I am not the first person to wonder whether life has imitated art in the form of Two Days Back, a low-budget horror movie filmed at the Penn State University Mont Alto campus and surrounding areas in 2011. At that time, the life of inmate No. 163214, a junior at Pleasant Valley High School, was one big roller-coaster. His sister Amanda, perhaps dreaming of Hollywood stardom, played Lori. She and other students went innocently hiking in the woods only to be stabbed, slashed and hacked to death by some maniac who did not even know them. Whether this “inspired” inmate No. 163214 to perform his awful deed 11 years later, who knows? What’s clear is that he was guided by twisted impulses that became actions, leading to his undoing—not to mention those of Maddie, Kaylee, Ethan and Xana.





4 Comments
Somewhat different from your prior article, but I found it contained much more than the first. It is as if there was some introspection there. It brought forward more about his life, which I found interesting. I like to understand, but this does not lend itself to such. It does not seem to be the family’s fault.
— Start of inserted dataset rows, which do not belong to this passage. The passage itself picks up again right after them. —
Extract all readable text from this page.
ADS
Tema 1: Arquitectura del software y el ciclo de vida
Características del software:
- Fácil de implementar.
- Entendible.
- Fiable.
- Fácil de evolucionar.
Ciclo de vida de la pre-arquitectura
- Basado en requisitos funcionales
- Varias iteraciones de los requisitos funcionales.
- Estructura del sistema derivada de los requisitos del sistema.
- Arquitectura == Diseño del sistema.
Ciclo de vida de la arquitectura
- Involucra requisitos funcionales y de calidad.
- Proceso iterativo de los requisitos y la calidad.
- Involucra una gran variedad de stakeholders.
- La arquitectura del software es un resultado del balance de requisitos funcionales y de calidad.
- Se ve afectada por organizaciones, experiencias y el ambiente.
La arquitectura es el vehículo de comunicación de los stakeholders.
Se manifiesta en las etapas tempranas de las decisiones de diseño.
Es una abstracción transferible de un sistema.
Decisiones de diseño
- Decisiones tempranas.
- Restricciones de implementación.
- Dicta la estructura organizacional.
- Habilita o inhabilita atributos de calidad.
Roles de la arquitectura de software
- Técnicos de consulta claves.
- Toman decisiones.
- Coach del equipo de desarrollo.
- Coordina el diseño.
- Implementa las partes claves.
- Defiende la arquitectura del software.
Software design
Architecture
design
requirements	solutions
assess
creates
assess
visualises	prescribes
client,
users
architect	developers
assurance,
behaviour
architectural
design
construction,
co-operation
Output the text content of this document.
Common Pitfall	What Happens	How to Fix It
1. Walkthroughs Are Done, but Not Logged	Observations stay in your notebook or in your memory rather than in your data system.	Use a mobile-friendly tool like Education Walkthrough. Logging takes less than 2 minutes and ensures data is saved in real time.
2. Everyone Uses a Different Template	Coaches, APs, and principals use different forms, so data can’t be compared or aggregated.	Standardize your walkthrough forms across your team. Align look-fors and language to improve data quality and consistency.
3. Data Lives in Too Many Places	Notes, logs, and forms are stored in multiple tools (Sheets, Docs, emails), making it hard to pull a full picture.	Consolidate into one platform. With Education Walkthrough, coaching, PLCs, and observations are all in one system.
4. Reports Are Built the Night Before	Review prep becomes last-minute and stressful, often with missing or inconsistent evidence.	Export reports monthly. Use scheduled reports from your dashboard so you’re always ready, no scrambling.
This crime has been well digested by now, but continues to resurface as cud. We continue to try and understand it. Regardless, it is still difficult to imagine how to inflict enough pain on a man such as that. I guess to leave him alive in a prison for the rest of his life would be a start. Although the death penalty might seem preferable, he will suffer more in prison for 30 or 40 years than he will thinking about the needle for a few months or years. Death is the loser’s easy way out on a crime such as this.
You said it well, Boyd. The story just won’t go away. I have promised that, after two articles, I will say no more in public. It’s endlessly perplexing….
Oh wow, Richard, so heart-wrenching and seamlessly written on a most difficult topic. Lately, with all the acdts of violence, I am given to pray not only for the victims and their families, but for the perpitrators and their families. We go so wrong so fast. One wrong turn sometimes for some, or a life of layer upon layer of abuses. God forgive us all.
So very, very sad. I do feel for all involved. I wonder if he ever got any help growing up, you know his parents dealt with his actions growing up. I read a book when I was young by Erma Bombeck about motherhood. Very funny book that touched on all types of children and mothers. But the last chapter was about the mother of a criminal, and no matter the crime, that person is still your child and you still love them. But what you have to deal with from people. Never forgot that. Do criminals that are sentenced to life have the right to pick the needle instead? I wonder. Thanks Richard, sorry for late reply.